Frank Schmaltz of LeRoy, Mich., shot a 25-point buck recently, two days before his 79th birthday.
The biggest deer he's ever seen -- an escapee from a nearby deer farm -- has since been processed into several pounds of ground meat that his wife planned on using to make meatloaf and spaghetti.
And Schmaltz has big plans for the antlers.
"It's already at the taxidermist to be put into a shoulder mount," Schmaltz said, calling the animal a "one-in-a-lifetime deer."
Schmaltz was on his property in Osceola County, about 15 miles south of Cadillac, Mich., when he spotted the deer just before daybreak. He was sitting in a shed with a hole cut out of one wall for hunting.
"(The deer) was coming from the south, and came up in front of me. I couldn't see it until it got more daylight, about 7:30 in the morning. It was eating a sugar beet" left out for bait, Schmaltz said.
The deer was about 20 yards away when Schmaltz shot it with his crossbow. It ran several yards before falling. When Schmaltz got close, he couldn't believe his eyes.
It was a 25-point buck, confirmed by the Michigan Department of Natural Resources.
"The largest I've seen before, myself personally, was a 9-point," he said.
Katie Keen, wildlife communications coordinator for the DNR, said a tag in the deer's ear indicated that it came from a privately owned deer facility in Osceola County.
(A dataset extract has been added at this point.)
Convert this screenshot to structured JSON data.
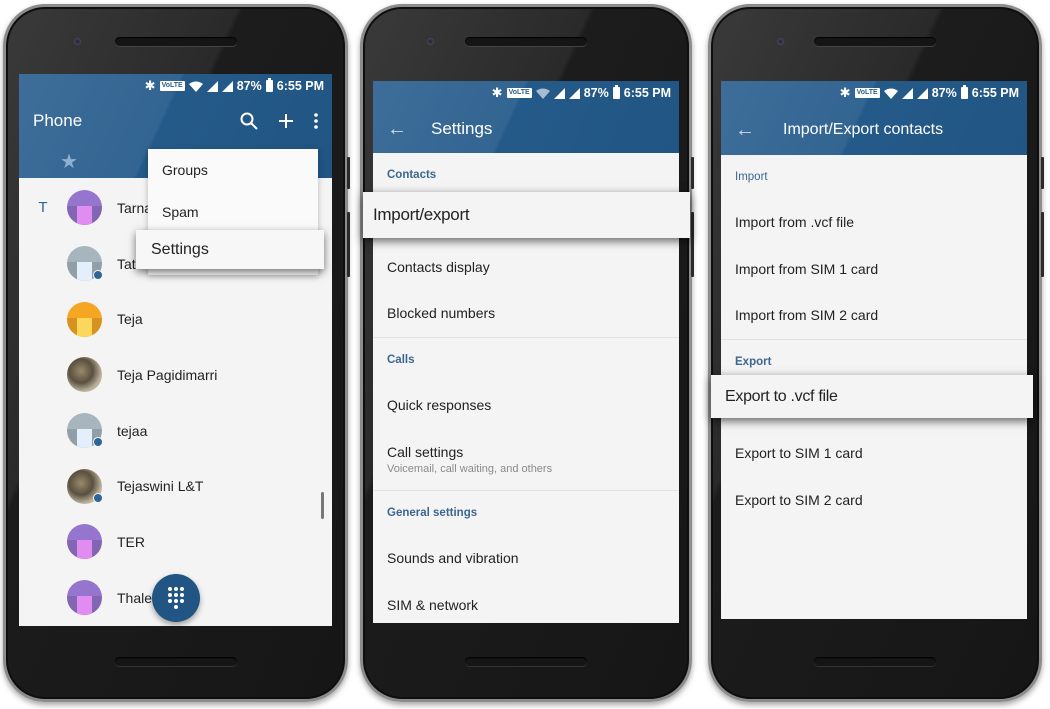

The DNR is investigating the circumstances surrounding the animal's escape. By law, such facilities have to keep their animals contained. If an animal escapes, the facility's owner is required to call and report it to the DNR within 48 hours of discovering it was released.
If a hunter spots a deer that has escaped from such a facility, it's OK for him or her harvest it, Keen said.
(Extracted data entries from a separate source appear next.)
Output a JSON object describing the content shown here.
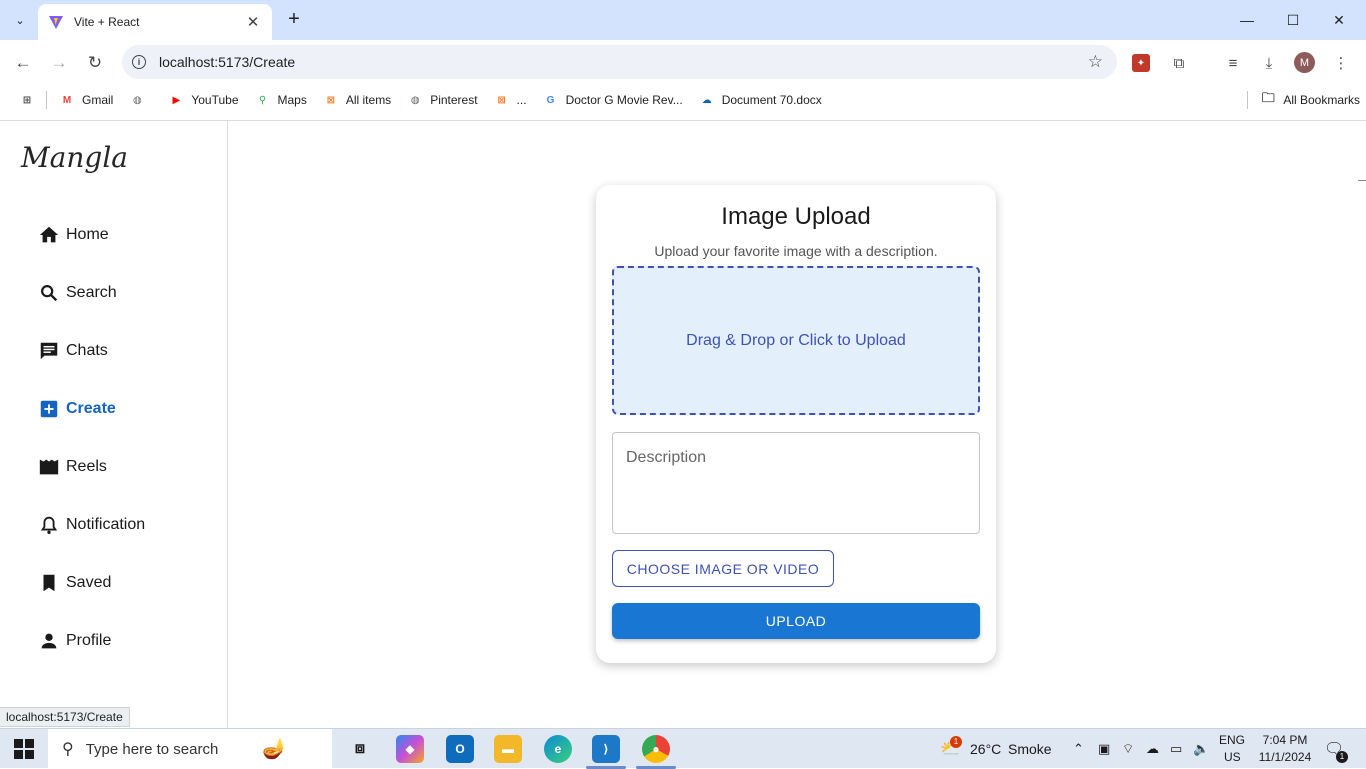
{
  "browser": {
    "tab_title": "Vite + React",
    "tab_close": "✕",
    "new_tab": "+",
    "url": "localhost:5173/Create",
    "bookmarks": [
      {
        "label": "Gmail",
        "icon": "gmail-icon",
        "color": "#ea4335",
        "glyph": "M"
      },
      {
        "label": "",
        "icon": "globe-icon",
        "color": "#5f6368",
        "glyph": "◍"
      },
      {
        "label": "YouTube",
        "icon": "youtube-icon",
        "color": "#ff0000",
        "glyph": "▶"
      },
      {
        "label": "Maps",
        "icon": "maps-pin-icon",
        "color": "#34a853",
        "glyph": "⚲"
      },
      {
        "label": "All items",
        "icon": "xampp-icon",
        "color": "#fb7a24",
        "glyph": "⊠"
      },
      {
        "label": "Pinterest",
        "icon": "globe-icon",
        "color": "#5f6368",
        "glyph": "◍"
      },
      {
        "label": "...",
        "icon": "xampp-icon",
        "color": "#fb7a24",
        "glyph": "⊠"
      },
      {
        "label": "Doctor G Movie Rev...",
        "icon": "google-icon",
        "color": "#4285f4",
        "glyph": "G"
      },
      {
        "label": "Document 70.docx",
        "icon": "onedrive-icon",
        "color": "#0a64c8",
        "glyph": "☁"
      }
    ],
    "all_bookmarks": "All Bookmarks",
    "status_tooltip": "localhost:5173/Create",
    "profile_initial": "M"
  },
  "sidebar": {
    "brand": "Mangla",
    "items": [
      {
        "label": "Home",
        "icon": "home-icon",
        "active": false
      },
      {
        "label": "Search",
        "icon": "search-icon",
        "active": false
      },
      {
        "label": "Chats",
        "icon": "chat-icon",
        "active": false
      },
      {
        "label": "Create",
        "icon": "add-box-icon",
        "active": true
      },
      {
        "label": "Reels",
        "icon": "movie-icon",
        "active": false
      },
      {
        "label": "Notification",
        "icon": "bell-icon",
        "active": false
      },
      {
        "label": "Saved",
        "icon": "bookmark-icon",
        "active": false
      },
      {
        "label": "Profile",
        "icon": "person-icon",
        "active": false
      }
    ]
  },
  "upload": {
    "title": "Image Upload",
    "subtitle": "Upload your favorite image with a description.",
    "dropzone_text": "Drag & Drop or Click to Upload",
    "description_placeholder": "Description",
    "choose_label": "CHOOSE IMAGE OR VIDEO",
    "upload_label": "UPLOAD"
  },
  "taskbar": {
    "search_placeholder": "Type here to search",
    "weather_temp": "26°C",
    "weather_desc": "Smoke",
    "weather_badge": "1",
    "lang": "ENG",
    "region": "US",
    "time": "7:04 PM",
    "date": "11/1/2024",
    "notification_count": "1"
  },
  "colors": {
    "accent": "#1976d2",
    "active_nav": "#1565c0",
    "dropzone_border": "#3f51b5",
    "dropzone_bg": "#e3f0fc",
    "tabstrip_bg": "#d3e3fd"
  }
}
The catch turned Schmaltz, who sells firewood, into a bit of a local celebrity. A local television news station did a segment on him.
"With this big of a deer, everybody is congratulating me," he said.
The day before Schmaltz bagged the buck, he bought a new pair of hunting boots as an early birthday present to himself.
Schmaltz has been hunting since he was 14. When he hangs his newest mount in his house, it will have plenty of company.
"I already have three bear heads in my home, a bear rug, and about five more deer heads," he said, "and one bear that was fully mounted."